What is infrastructure really? In the past, it was pretty easy to identify. Infrastructure was stuff that governments built in order to deliver on citizens needs and policy agendas. Now those lines are blurring. Infrastructure is no longer the remit of government alone. It does not always deliver on citizen needs or policy agendas. In many cases, the lines between sectors are rapidly blurring.
Many of the traditional energy majors, for example, now see themselves as technology, mobility, energy and infrastructure players.1 Big tech firms are positioning themselves as connectivity providers and - in the metaverse - service providers.2 Even old school infrastructure is getting in on the game. Fiber, power lines and other pieces of kit are being integrated into roads. Schools are doubling as community centers, cooling stations and flood protection. The concept of 'infrastructure' is broadening to be much more about serving the needs of society than delivering a specific asset. This is good.

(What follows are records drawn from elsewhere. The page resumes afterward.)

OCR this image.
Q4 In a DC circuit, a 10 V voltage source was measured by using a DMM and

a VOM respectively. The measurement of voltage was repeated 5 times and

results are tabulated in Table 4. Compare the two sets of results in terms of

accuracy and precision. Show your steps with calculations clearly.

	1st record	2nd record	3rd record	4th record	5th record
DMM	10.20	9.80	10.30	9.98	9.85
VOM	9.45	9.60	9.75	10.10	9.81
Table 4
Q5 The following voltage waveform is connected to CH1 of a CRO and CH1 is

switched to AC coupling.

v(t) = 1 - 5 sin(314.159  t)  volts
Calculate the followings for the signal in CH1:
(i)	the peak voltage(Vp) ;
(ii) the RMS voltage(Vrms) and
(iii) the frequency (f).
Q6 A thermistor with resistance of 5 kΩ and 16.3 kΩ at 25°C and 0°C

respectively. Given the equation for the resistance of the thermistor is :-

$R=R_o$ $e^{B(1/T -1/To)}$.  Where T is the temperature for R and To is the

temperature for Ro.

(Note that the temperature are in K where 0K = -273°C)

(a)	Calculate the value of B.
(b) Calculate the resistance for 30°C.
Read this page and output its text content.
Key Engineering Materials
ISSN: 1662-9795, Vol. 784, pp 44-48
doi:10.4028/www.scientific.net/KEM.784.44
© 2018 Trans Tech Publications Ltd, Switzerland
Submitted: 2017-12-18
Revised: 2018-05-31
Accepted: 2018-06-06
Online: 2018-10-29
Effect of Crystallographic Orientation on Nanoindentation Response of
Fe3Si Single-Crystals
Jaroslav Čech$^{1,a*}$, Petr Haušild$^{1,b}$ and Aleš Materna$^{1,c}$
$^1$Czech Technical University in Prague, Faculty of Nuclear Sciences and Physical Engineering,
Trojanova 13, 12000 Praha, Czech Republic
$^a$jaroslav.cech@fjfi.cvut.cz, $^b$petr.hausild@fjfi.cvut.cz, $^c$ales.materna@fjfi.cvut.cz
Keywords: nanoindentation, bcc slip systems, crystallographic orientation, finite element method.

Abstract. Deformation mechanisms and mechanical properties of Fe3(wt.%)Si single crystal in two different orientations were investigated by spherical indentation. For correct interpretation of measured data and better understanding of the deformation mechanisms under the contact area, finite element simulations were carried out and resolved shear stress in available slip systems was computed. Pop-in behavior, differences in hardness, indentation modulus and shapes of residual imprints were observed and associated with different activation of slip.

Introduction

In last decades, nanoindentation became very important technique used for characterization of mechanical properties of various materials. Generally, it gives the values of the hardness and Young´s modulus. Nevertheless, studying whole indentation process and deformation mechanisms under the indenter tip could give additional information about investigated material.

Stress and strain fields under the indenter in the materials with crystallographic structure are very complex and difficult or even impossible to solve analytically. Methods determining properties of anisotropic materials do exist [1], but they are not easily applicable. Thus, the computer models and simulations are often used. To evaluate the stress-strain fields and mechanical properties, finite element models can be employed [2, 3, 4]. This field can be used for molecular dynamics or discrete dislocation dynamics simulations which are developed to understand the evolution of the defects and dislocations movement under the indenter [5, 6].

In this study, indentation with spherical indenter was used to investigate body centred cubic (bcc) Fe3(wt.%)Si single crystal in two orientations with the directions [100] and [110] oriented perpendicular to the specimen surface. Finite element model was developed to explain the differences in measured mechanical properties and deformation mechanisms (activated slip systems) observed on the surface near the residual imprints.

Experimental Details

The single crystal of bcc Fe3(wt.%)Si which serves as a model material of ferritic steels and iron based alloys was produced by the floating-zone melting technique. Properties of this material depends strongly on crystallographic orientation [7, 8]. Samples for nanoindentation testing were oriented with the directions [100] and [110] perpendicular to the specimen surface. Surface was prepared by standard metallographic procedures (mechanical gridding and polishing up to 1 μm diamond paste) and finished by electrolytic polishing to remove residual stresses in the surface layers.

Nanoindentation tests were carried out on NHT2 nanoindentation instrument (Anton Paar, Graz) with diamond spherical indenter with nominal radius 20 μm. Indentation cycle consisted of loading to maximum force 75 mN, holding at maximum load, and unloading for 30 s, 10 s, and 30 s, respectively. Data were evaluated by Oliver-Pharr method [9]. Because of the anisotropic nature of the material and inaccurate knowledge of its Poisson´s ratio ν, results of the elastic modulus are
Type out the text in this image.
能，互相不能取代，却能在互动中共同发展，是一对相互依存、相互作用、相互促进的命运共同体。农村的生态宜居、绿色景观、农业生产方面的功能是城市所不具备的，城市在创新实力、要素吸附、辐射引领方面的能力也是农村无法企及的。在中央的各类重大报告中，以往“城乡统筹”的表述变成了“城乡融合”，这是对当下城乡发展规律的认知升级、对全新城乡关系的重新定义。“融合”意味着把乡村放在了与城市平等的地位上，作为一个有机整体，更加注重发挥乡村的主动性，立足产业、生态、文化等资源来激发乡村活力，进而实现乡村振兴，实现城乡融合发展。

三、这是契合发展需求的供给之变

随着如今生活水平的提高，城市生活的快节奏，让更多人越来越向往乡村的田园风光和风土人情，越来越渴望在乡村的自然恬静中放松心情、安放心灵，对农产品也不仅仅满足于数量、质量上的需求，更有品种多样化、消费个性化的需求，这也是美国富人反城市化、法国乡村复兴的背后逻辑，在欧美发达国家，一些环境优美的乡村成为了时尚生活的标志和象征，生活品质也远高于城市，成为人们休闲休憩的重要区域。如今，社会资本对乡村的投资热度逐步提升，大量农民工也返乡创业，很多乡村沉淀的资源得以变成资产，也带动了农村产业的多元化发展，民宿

Instead of an increasingly centralized and overlapped future reality, we also see another option where infrastructure investors, operators and owners shift towards collaborative, evolving partnerships and ecosystems - flexible federations of organizations working together on clear outcomes and use cases. Partnerships tend to see two parties working together to achieve a specific outcome. These federations can instead prioritize fluidly combining capabilities in order to better respond to citizen needs.
Given all of the trends we have raised in this report - the shift to issue-specific alliances, changing supply chain expectations, rising economic uncertainty, unsolved questions about existing assets, digitization and the shift to the Age of Mass Customization, encouraging this type of flexible federation of capabilities may prove to be the only way that governments may be able to execute on their agendas. They certainly can't do it alone. And jumping into bed with one big partner to the exclusion of others has proven to be unpopular with citizens who worry about who is controlling their infrastructure.
What is clear is that the definition of infrastructure is evolving. The competitive landscape is rapidly changing. Governments are no longer the sole purveyor of infrastructure. There will likely be implications for everyone in the sector.